What did Arafat think about Israelis?
He often called them "our cousins." His attitudes were of course highly mixed. Like all Palestinians, he resented the creation of Israel "on our Arab lands." He saw Israel as being established by an international Zionist conspiracy supported by the West as a way for Christians to erase their guilt for crimes against the Jews in Europe. But certainly after the war of 1973 he came to terms with the reality that Israeli was here to stay.
His overpowering ambition was to get other nations to pressure Israel to make a "fair" deal for a two-state solution. He felt no Israeli government would make such a deal without strong outside pressure.
Any special remembrances of the man?
[President Jimmy] Carter asked me to see Arafat and persuade him to open official US talks. I got nowhere. Finally I took a daring line in Beirut and said, "Mr. Chairman, you have talked with me for two years about how you are ready for peace. But no one will talk. Why not write a letter to Prime Minister [Menachem] Begin, urgently asking him to meet anytime, anyplace, without any preconditions to settle the quarrels between our two peoples. Full stop. If Begin says no, you publicize the letter. If yes, you have started something." He let me sit in silence for minutes. Finally he slumped over, with a low voice, looking at the floor, he said, "I'm not strong enough." He didn't say I was crazy, or order me out. Just, "I'm not strong enough."
Was Arafat a terrorist?
I think he had blood on his hands. I think he committed terrorist acts in his early field-fighter days. Whether it was on civilians, I doubt.

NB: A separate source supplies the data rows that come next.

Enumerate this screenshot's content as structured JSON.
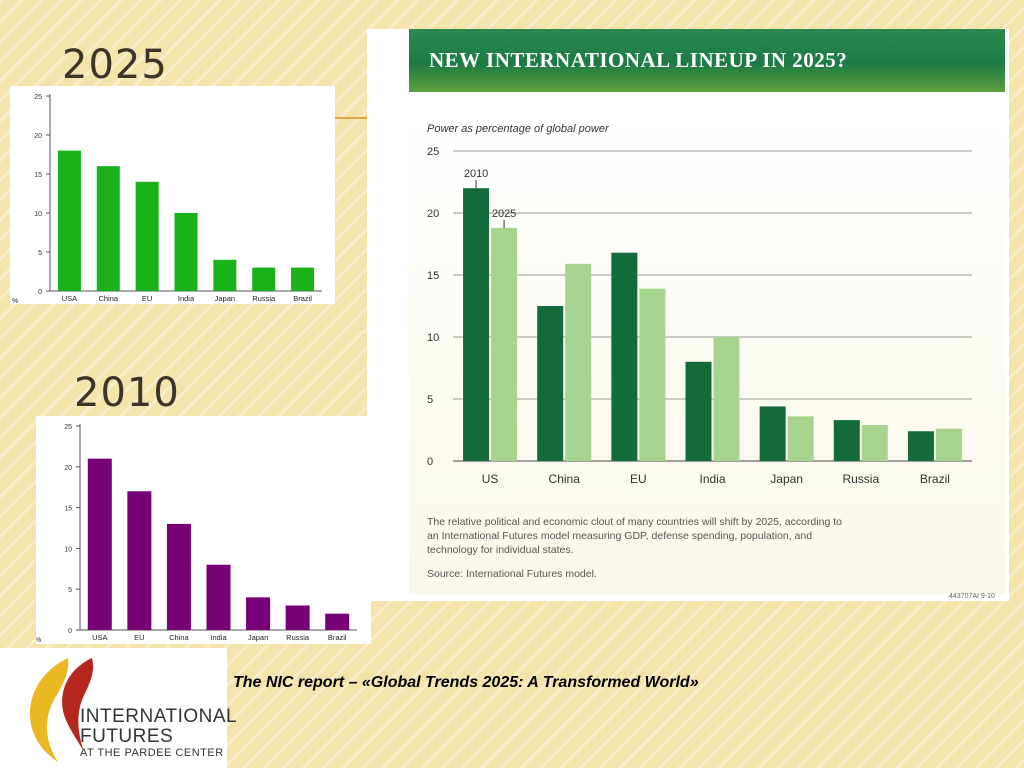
{
  "headings": {
    "left_top": "2025",
    "left_bottom": "2010"
  },
  "banner": {
    "title": "NEW INTERNATIONAL LINEUP IN 2025?"
  },
  "main_chart": {
    "subtitle": "Power as percentage of global power",
    "label_2010": "2010",
    "label_2025": "2025",
    "caption": "The relative political and economic clout of many countries will shift by 2025, according to an International Futures model measuring GDP, defense spending, population, and technology for individual states.",
    "source": "Source: International Futures model.",
    "code": "443707AI 9-10"
  },
  "report": "The NIC report – «Global Trends 2025: A Transformed World»",
  "logo": {
    "line1": "INTERNATIONAL",
    "line2": "FUTURES",
    "line3": "AT THE PARDEE CENTER"
  },
  "colors": {
    "green_small": "#19b219",
    "purple_small": "#770077",
    "dark_2010": "#136b3a",
    "light_2025": "#a6d48e",
    "banner": "#1e7a45",
    "gold_line": "#e0a44a"
  },
  "chart_data": [
    {
      "type": "bar",
      "categories": [
        "USA",
        "China",
        "EU",
        "India",
        "Japan",
        "Russia",
        "Brazil"
      ],
      "values": [
        18,
        16,
        14,
        10,
        4,
        3,
        3
      ],
      "title": "",
      "xlabel": "",
      "ylabel": "%",
      "ylim": [
        0,
        25
      ],
      "yticks": [
        0,
        5,
        10,
        15,
        20,
        25
      ],
      "grid": false,
      "color": "#19b219"
    },
    {
      "type": "bar",
      "categories": [
        "USA",
        "EU",
        "China",
        "India",
        "Japan",
        "Russia",
        "Brazil"
      ],
      "values": [
        21,
        17,
        13,
        8,
        4,
        3,
        2
      ],
      "title": "",
      "xlabel": "",
      "ylabel": "%",
      "ylim": [
        0,
        25
      ],
      "yticks": [
        0,
        5,
        10,
        15,
        20,
        25
      ],
      "grid": false,
      "color": "#770077"
    },
    {
      "type": "bar",
      "categories": [
        "US",
        "China",
        "EU",
        "India",
        "Japan",
        "Russia",
        "Brazil"
      ],
      "series": [
        {
          "name": "2010",
          "values": [
            22,
            12.5,
            16.8,
            8,
            4.4,
            3.3,
            2.4
          ],
          "color": "#136b3a"
        },
        {
          "name": "2025",
          "values": [
            18.8,
            15.9,
            13.9,
            10,
            3.6,
            2.9,
            2.6
          ],
          "color": "#a6d48e"
        }
      ],
      "title": "",
      "xlabel": "",
      "ylabel": "Power as percentage of global power",
      "ylim": [
        0,
        25
      ],
      "yticks": [
        0,
        5,
        10,
        15,
        20,
        25
      ],
      "grid": true
    }
  ]
}
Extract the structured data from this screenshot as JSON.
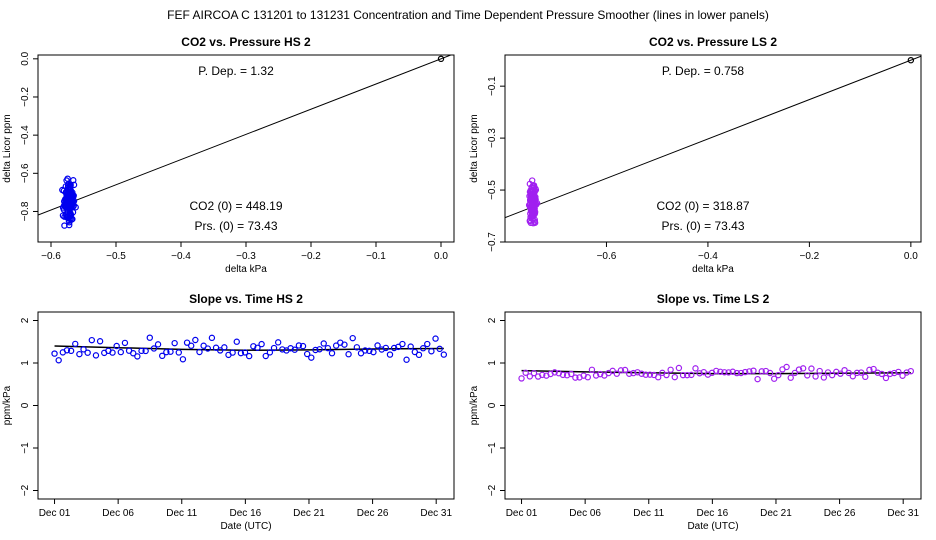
{
  "main_title": "FEF   AIRCOA C   131201 to 131231   Concentration and Time Dependent Pressure Smoother (lines in lower panels)",
  "chart_data": [
    {
      "type": "scatter",
      "title": "CO2 vs. Pressure HS 2",
      "xlabel": "delta kPa",
      "ylabel": "delta Licor ppm",
      "xlim": [
        -0.62,
        0.02
      ],
      "ylim": [
        -0.96,
        0.02
      ],
      "xticks": [
        -0.6,
        -0.5,
        -0.4,
        -0.3,
        -0.2,
        -0.1,
        0.0
      ],
      "xtick_labels": [
        "−0.6",
        "−0.5",
        "−0.4",
        "−0.3",
        "−0.2",
        "−0.1",
        "0.0"
      ],
      "yticks": [
        0.0,
        -0.2,
        -0.4,
        -0.6,
        -0.8
      ],
      "ytick_labels": [
        "0.0",
        "−0.2",
        "−0.4",
        "−0.6",
        "−0.8"
      ],
      "point_color": "#0000ee",
      "cluster": {
        "x_range": [
          -0.585,
          -0.56
        ],
        "y_range": [
          -0.92,
          -0.58
        ],
        "count": 140,
        "seed": 11
      },
      "fit_line": {
        "slope": 1.32,
        "intercept": 0.0
      },
      "origin_point": [
        0.0,
        0.0
      ],
      "annotations": {
        "pdep": "P. Dep. =  1.32",
        "co2": "CO2 (0) =  448.19",
        "prs": "Prs. (0) = 73.43"
      }
    },
    {
      "type": "scatter",
      "title": "CO2 vs. Pressure LS 2",
      "xlabel": "delta kPa",
      "ylabel": "delta Licor ppm",
      "xlim": [
        -0.8,
        0.02
      ],
      "ylim": [
        -0.7,
        0.02
      ],
      "xticks": [
        -0.6,
        -0.4,
        -0.2,
        0.0
      ],
      "xtick_labels": [
        "−0.6",
        "−0.4",
        "−0.2",
        "0.0"
      ],
      "yticks": [
        -0.1,
        -0.3,
        -0.5,
        -0.7
      ],
      "ytick_labels": [
        "−0.1",
        "−0.3",
        "−0.5",
        "−0.7"
      ],
      "point_color": "#a020f0",
      "cluster": {
        "x_range": [
          -0.755,
          -0.735
        ],
        "y_range": [
          -0.68,
          -0.42
        ],
        "count": 130,
        "seed": 23
      },
      "fit_line": {
        "slope": 0.758,
        "intercept": 0.0
      },
      "origin_point": [
        0.0,
        0.0
      ],
      "annotations": {
        "pdep": "P. Dep. =  0.758",
        "co2": "CO2 (0) =  318.87",
        "prs": "Prs. (0) = 73.43"
      }
    },
    {
      "type": "scatter",
      "title": "Slope vs. Time HS 2",
      "xlabel": "Date (UTC)",
      "ylabel": "ppm/kPa",
      "xlim": [
        -1.3,
        31.4
      ],
      "ylim": [
        -2.2,
        2.2
      ],
      "xticks": [
        0,
        5,
        10,
        15,
        20,
        25,
        30
      ],
      "xtick_labels": [
        "Dec 01",
        "Dec 06",
        "Dec 11",
        "Dec 16",
        "Dec 21",
        "Dec 26",
        "Dec 31"
      ],
      "yticks": [
        -2,
        -1,
        0,
        1,
        2
      ],
      "ytick_labels": [
        "−2",
        "−1",
        "0",
        "1",
        "2"
      ],
      "point_color": "#0000ee",
      "scatter": {
        "x_range": [
          0,
          30.6
        ],
        "count": 95,
        "mean": 1.33,
        "spread": 0.16,
        "seed": 37
      },
      "smooth_line": {
        "x": [
          0,
          5,
          10,
          15,
          20,
          25,
          30.6
        ],
        "y": [
          1.4,
          1.36,
          1.32,
          1.3,
          1.31,
          1.33,
          1.34
        ]
      }
    },
    {
      "type": "scatter",
      "title": "Slope vs. Time LS 2",
      "xlabel": "Date (UTC)",
      "ylabel": "ppm/kPa",
      "xlim": [
        -1.3,
        31.4
      ],
      "ylim": [
        -2.2,
        2.2
      ],
      "xticks": [
        0,
        5,
        10,
        15,
        20,
        25,
        30
      ],
      "xtick_labels": [
        "Dec 01",
        "Dec 06",
        "Dec 11",
        "Dec 16",
        "Dec 21",
        "Dec 26",
        "Dec 31"
      ],
      "yticks": [
        -2,
        -1,
        0,
        1,
        2
      ],
      "ytick_labels": [
        "−2",
        "−1",
        "0",
        "1",
        "2"
      ],
      "point_color": "#a020f0",
      "scatter": {
        "x_range": [
          0,
          30.6
        ],
        "count": 95,
        "mean": 0.76,
        "spread": 0.08,
        "seed": 53
      },
      "smooth_line": {
        "x": [
          0,
          5,
          10,
          15,
          20,
          25,
          30.6
        ],
        "y": [
          0.82,
          0.79,
          0.77,
          0.75,
          0.75,
          0.76,
          0.77
        ]
      }
    }
  ]
}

But let me digress. The man I learned most about the Middle East from is a retired Israeli general, Matti Peled, [who was] given credit for winning the Six Day War. Afterwards, ... he felt with a passion that the madness, as he called it, must stop. "We've got to be decent and just with the Palestinians and make a peace," he'd say. Once I watched him meet some Jewish students and advocate a deal with Arafat. Some students were very angry. How can we negotiate with terrorists they wondered? He said, "You are right. They are terrorists. But I want to tell you something. At age 15 I was a Jewish terrorist. I did things I'm ashamed to think about now. When people are driven to extremes, they do awful things."